Why US authorities are planning to use facial recognition more often


Facial recognition systems will be released in late August, according to one US Court of Auditors report (Government Accountability Office, GAO) “Increasingly” used: most commonly in cybersecurity, domestic law enforcement, and physical security. Eighteen of the 24 federal agencies surveyed are currently using at least one type of facial recognition, and many are using more than one system. Most are federally owned systems, but six are from commercial providers like Clearview AI, Vigilant Solutions, and Acuant FaceID.

Ten ministries are also planning to expand their use of facial recognition by 2023 and implement 17 different facial recognition systems: the agriculture, economic, defense, homeland security, health, justice and finance ministries, as well as the interior and foreign ministries and the ministry for veterans affairs. Thirteen of these systems will be federal, two will be owned by local law enforcement, and two will be using Clearview AI.
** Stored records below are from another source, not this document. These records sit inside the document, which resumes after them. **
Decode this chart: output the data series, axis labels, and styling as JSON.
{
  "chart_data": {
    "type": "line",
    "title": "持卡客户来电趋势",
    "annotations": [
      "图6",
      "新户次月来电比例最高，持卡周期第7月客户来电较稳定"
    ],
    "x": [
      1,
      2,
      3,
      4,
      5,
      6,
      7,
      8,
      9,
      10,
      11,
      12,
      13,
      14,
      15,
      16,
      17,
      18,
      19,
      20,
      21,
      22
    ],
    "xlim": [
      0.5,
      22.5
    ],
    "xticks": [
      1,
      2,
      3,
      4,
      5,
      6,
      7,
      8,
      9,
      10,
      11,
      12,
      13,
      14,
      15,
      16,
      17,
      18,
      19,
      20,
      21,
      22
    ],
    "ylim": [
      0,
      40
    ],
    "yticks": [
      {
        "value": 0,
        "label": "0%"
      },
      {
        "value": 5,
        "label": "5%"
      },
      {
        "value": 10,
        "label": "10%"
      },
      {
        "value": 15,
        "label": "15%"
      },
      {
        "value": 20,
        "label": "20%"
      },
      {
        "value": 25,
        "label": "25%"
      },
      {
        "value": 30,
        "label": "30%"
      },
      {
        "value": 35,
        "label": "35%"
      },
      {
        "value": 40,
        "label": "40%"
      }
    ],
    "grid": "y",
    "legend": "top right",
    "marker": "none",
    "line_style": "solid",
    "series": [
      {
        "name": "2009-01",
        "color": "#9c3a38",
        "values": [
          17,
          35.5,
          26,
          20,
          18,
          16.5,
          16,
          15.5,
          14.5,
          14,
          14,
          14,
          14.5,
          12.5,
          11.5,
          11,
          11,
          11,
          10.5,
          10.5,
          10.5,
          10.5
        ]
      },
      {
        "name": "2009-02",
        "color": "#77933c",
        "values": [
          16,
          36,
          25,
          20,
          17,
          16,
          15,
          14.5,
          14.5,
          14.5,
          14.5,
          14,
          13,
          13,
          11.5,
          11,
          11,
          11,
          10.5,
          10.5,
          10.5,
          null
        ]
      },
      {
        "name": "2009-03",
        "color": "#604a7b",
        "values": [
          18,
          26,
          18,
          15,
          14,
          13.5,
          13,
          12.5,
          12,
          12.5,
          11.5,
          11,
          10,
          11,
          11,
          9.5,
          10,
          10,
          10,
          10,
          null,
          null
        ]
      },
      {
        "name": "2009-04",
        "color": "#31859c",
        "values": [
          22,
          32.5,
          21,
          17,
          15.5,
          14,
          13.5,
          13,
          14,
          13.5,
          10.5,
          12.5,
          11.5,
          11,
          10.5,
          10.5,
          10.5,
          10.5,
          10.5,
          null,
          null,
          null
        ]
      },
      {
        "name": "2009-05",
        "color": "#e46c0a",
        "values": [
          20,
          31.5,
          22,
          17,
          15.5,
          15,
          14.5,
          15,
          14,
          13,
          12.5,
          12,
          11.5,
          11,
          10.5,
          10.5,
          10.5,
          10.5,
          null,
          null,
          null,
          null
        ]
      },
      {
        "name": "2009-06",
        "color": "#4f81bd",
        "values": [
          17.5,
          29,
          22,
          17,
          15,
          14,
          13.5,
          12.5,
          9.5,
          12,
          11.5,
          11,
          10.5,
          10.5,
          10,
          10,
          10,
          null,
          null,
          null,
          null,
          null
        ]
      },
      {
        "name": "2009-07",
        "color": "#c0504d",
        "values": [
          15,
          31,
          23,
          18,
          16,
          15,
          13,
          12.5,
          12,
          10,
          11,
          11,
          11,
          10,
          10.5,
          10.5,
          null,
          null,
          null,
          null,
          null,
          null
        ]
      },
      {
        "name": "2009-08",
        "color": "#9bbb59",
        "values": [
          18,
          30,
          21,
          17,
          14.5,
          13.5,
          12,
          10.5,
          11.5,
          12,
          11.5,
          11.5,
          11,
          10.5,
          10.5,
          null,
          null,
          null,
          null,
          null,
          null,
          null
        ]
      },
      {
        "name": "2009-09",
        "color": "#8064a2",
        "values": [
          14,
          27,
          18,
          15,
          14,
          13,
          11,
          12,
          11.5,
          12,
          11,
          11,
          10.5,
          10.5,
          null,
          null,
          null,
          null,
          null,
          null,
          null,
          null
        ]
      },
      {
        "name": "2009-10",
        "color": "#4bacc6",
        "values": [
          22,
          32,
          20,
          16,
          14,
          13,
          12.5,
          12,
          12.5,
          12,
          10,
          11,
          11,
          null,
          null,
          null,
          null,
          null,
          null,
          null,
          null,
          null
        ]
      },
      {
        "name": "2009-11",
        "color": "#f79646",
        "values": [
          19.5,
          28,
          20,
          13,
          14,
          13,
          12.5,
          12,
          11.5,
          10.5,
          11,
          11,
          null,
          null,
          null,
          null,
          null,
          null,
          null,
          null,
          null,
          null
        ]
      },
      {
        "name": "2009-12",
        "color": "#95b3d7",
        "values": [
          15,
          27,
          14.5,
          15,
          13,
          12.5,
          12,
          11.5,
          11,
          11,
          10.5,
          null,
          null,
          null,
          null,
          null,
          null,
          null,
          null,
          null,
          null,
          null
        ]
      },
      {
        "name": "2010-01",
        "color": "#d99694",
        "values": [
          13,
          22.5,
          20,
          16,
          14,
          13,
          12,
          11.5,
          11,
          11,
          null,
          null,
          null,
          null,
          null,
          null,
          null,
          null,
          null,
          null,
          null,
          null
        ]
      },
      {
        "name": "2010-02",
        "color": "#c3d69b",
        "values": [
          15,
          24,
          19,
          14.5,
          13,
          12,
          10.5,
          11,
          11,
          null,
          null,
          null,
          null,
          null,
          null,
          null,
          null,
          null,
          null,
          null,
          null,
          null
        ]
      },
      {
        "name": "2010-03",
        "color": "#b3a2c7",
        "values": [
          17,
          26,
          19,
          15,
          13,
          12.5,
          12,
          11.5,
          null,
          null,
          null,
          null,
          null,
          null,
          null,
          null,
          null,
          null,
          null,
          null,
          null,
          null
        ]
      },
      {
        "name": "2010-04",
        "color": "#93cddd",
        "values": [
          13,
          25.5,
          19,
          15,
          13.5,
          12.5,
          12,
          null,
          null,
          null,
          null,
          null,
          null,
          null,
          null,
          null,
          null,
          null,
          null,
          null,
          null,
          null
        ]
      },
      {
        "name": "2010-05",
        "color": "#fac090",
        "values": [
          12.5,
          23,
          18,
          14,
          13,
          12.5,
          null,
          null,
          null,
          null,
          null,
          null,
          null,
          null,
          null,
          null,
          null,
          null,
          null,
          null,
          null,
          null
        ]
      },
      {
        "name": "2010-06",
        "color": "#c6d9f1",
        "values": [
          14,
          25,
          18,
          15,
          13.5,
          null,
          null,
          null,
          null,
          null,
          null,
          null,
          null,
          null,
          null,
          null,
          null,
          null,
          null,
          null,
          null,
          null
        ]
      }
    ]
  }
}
The results are coming after a year of public protests by advocates of privacy and civil liberties against police and government use of the technology. Face recognition has been found to be less accurate in people with darker skin, women, and younger and older people. Another GAO report recently released also cited a lack of oversight from federal law enforcement agencies using the technology.

Many agencies are already using or planning to use facial recognition to protect sensitive data and technology and physical locations, or are focused on judicial and military matters. For example, the Inspector General’s Office began assisting Vintra in May by searching surveillance videos for “directed movement, vehicles, or people.” The US Marshals Service is developing a contactless identification system for prisoners to facilitate the booking and transportation of prisoners. The U.S. Immigration and Customs Service is working with the Lehigh County District Attorney’s Office in Pennsylvania to expand access to their existing facial recognition system through integration with an eGang intelligence application.

The Department of Agriculture plans to use facial recognition systems to monitor live video surveillance for people on watch lists if funding is approved. Both the US Air Force, as part of the Department of Defense, and the Fish and Wildlife Service in the Department of the Interior are working on projects with Clearview AI and want to expand its use. Clearview AI is controversial because its matching algorithm is based on a database with over three billion public images based, which were skimmed from the Internet. Other facial recognition systems used by law enforcement agencies are based on much smaller databases, often developed by the government: this includes, for example, a database of photos of people accused of a crime.

Ten agencies also conduct research and development in this area, including the Justice, Defense, Homeland Security and State Ministries. The agencies’ goals are diverse, but many investigate the well-documented distortions of many facial recognition systems. For example, the Department of Justice is researching the relationship between skin tone and false identification rates of facial recognition algorithms. Others looked at how to make such systems more accurate, even when scanning people wearing masks.

The report also demonstrated extensive cross-agency coordination and sharing of facial recognition systems and information. Many federal agencies reported that they obtained their facial recognition systems from state and local governments. For example, the Department of Homeland Security stated that its information network “contains a mechanism for soliciting third-party facial recognition searches through the listed state and local entities, such as fusion centers.” In fusion centers, various police, intelligence and other agencies work together to combat threats.